US-Außenminister Antony Blinken hat China nach dem Überflug eines mutmaßlichen Spionage-Ballons über die USA ein "verantwortungsloses" Vorgehen zur Last gelegt. Blinken telefonierte nach Angaben seines Ministeriums am Freitag mit dem chinesischen Spitzendiplomaten Wang Yi und erklärte dabei, dass er wegen des Vorfalls nicht wie geplant nach China reisen werde.
China gab nach einigem Zögern zu, dass es sich um ein chinesisches Flugobjekt handelt. Der Ballon diene lediglich wissenschaftlichen Zwecken und sei von seiner Flugbahn abgekommen, bis in den Nordwesten der USA.
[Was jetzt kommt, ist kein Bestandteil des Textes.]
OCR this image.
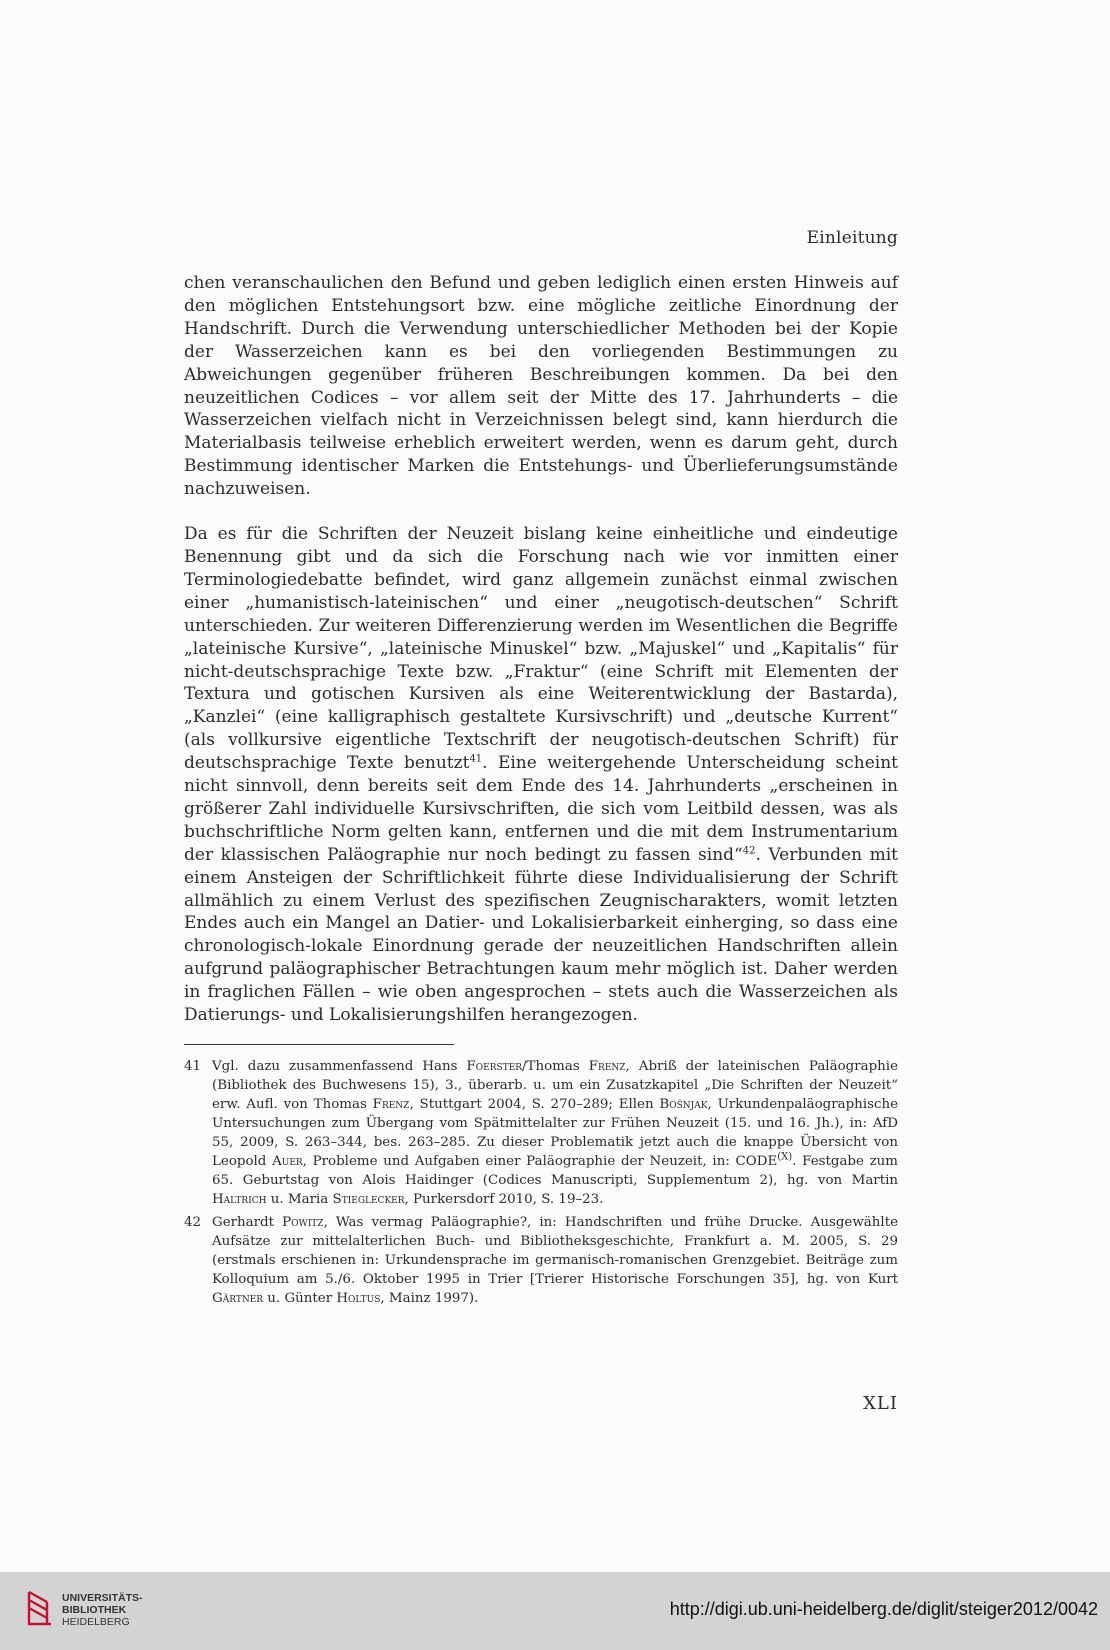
Einleitung

chen veranschaulichen den Befund und geben lediglich einen ersten Hinweis auf den möglichen Entstehungsort bzw. eine mögliche zeitliche Einordnung der Handschrift. Durch die Verwendung unterschiedlicher Methoden bei der Kopie der Wasserzeichen kann es bei den vorliegenden Bestimmungen zu Abweichungen gegenüber früheren Beschreibungen kommen. Da bei den neuzeitlichen Codices – vor allem seit der Mitte des 17. Jahrhunderts – die Wasserzeichen vielfach nicht in Verzeichnissen belegt sind, kann hierdurch die Materialbasis teilweise erheblich erweitert werden, wenn es darum geht, durch Bestimmung identischer Marken die Entstehungs- und Überlieferungsumstände nachzuweisen.

Da es für die Schriften der Neuzeit bislang keine einheitliche und eindeutige Benennung gibt und da sich die Forschung nach wie vor inmitten einer Terminologiedebatte befindet, wird ganz allgemein zunächst einmal zwischen einer „humanistisch-lateinischen“ und einer „neugotisch-deutschen“ Schrift unterschieden. Zur weiteren Differenzierung werden im Wesentlichen die Begriffe „lateinische Kursive“, „lateinische Minuskel“ bzw. „Majuskel“ und „Kapitalis“ für nicht-deutschsprachige Texte bzw. „Fraktur“ (eine Schrift mit Elementen der Textura und gotischen Kursiven als eine Weiterentwicklung der Bastarda), „Kanzlei“ (eine kalligraphisch gestaltete Kursivschrift) und „deutsche Kurrent“ (als vollkursive eigentliche Textschrift der neugotisch-deutschen Schrift) für deutschsprachige Texte benutzt$^{41}$. Eine weitergehende Unterscheidung scheint nicht sinnvoll, denn bereits seit dem Ende des 14. Jahrhunderts „erscheinen in größerer Zahl individuelle Kursivschriften, die sich vom Leitbild dessen, was als buchschriftliche Norm gelten kann, entfernen und die mit dem Instrumentarium der klassischen Paläographie nur noch bedingt zu fassen sind“$^{42}$. Verbunden mit einem Ansteigen der Schriftlichkeit führte diese Individualisierung der Schrift allmählich zu einem Verlust des spezifischen Zeugnischarakters, womit letzten Endes auch ein Mangel an Datier- und Lokalisierbarkeit einherging, so dass eine chronologisch-lokale Einordnung gerade der neuzeitlichen Handschriften allein aufgrund paläographischer Betrachtungen kaum mehr möglich ist. Daher werden in fraglichen Fällen – wie oben angesprochen – stets auch die Wasserzeichen als Datierungs- und Lokalisierungshilfen herangezogen.

41 Vgl. dazu zusammenfassend Hans Foerster/Thomas Frenz, Abriß der lateinischen Paläographie (Bibliothek des Buchwesens 15), 3., überarb. u. um ein Zusatzkapitel „Die Schriften der Neuzeit“ erw. Aufl. von Thomas Frenz, Stuttgart 2004, S. 270–289; Ellen Bošnjak, Urkundenpaläographische Untersuchungen zum Übergang vom Spätmittelalter zur Frühen Neuzeit (15. und 16. Jh.), in: AfD 55, 2009, S. 263–344, bes. 263–285. Zu dieser Problematik jetzt auch die knappe Übersicht von Leopold Auer, Probleme und Aufgaben einer Paläographie der Neuzeit, in: $CODE^{(X)}$. Festgabe zum 65. Geburtstag von Alois Haidinger (Codices Manuscripti, Supplementum 2), hg. von Martin Haltrich u. Maria Stieglecker, Purkersdorf 2010, S. 19–23.
42 Gerhardt Powitz, Was vermag Paläographie?, in: Handschriften und frühe Drucke. Ausgewählte Aufsätze zur mittelalterlichen Buch- und Bibliotheksgeschichte, Frankfurt a. M. 2005, S. 29 (erstmals erschienen in: Urkundensprache im germanisch-romanischen Grenzgebiet. Beiträge zum Kolloquium am 5./6. Oktober 1995 in Trier [Trierer Historische Forschungen 35], hg. von Kurt Gärtner u. Günter Holtus, Mainz 1997).
XLI
UNIVERSITÄTS-
BIBLIOTHEK
HEIDELBERG
http://digi.ub.uni-heidelberg.de/diglit/steiger2012/0042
Blinken habe in seinem Telefonat ausgeführt, dass er Chinas Erklärung des "Bedauerns" zur Kenntnis genommen habe, dass der Ballon-Einsatz aber "einen verantwortungslosen Akt und eine klare Verletzung der US-Souveränität und des internationalen Rechts" darstelle. Chinas Vorgehen untergrabe das Ziel seiner eigentlich geplanten Reise. "Der Minister hat erklärt, dass es angesichts der andauernden Angelegenheit nicht angebracht wäre, Peking jetzt zu besuchen", führte das US-Außenministerium aus.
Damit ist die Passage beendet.